Drop spreading characteristics over a micro-pillared surface and comparison with an equivalent flat surface C. Ramgopal, K. Muralidhar, Virkeshwar Kumar Physics of Fluids, 2025 Low-Weber-number droplet impacts (We < 1) are crucial in applications such as dropwise condensation, microfluidics, inkjet printing, and spray coating where surface tension is dominant. The present study investigates the spreading of millimetric droplets on micro-pillared surfaces with varying pitch (15, 30, and 60 μm) and Weber numbers (0.21, 1, and 3.9), encompassing capillary, transition, and inertia-dominated regimes. Experimental observations reveal distinct jet ejection regimes, including transitions from entrapped jets to singular thin jets with increasing Weber numbers.
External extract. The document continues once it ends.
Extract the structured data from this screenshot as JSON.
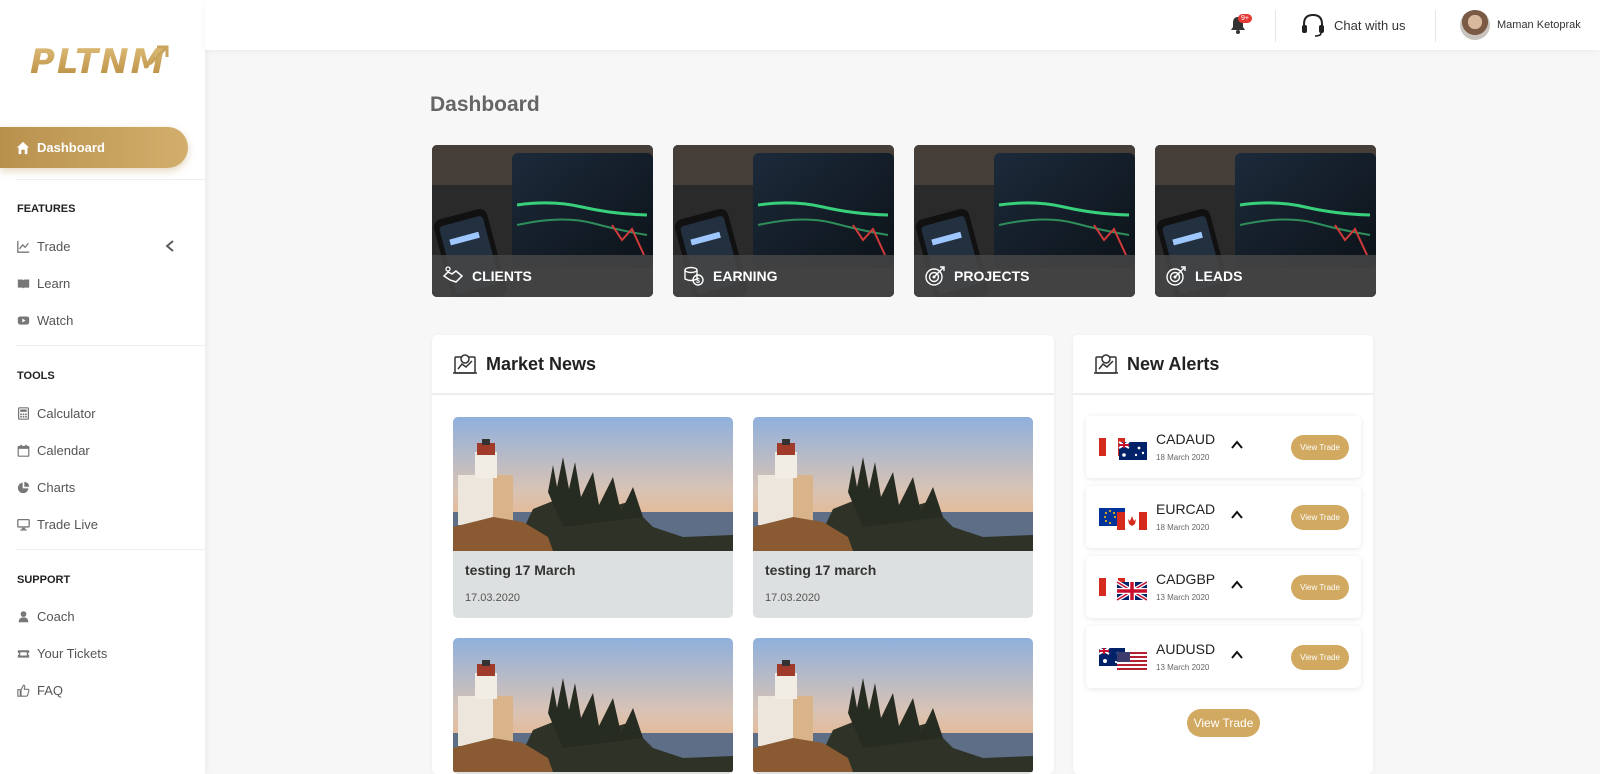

Multiple bouncing was observed on sparsely spaced pillars at lower Weber numbers. A numerical model employing an equivalent flat surface approximation, incorporating a dynamic contact angle model for a pillared surface, was utilized to obtain droplet shapes and spreading patterns. This approach successfully predicted droplet deformation in the capillary and inertia-dominated regimes. To account for the influence of liquid penetration into the pillar spacing at higher impact velocities, the contact angle parameters were suitably modified, resulting in improved agreement between simulations and experiments across all impact regimes. These findings highlight the importance of liquid penetration between pillars for accurately predicting wetting state transitions during droplet impact dynamics on micro-pillared surfaces.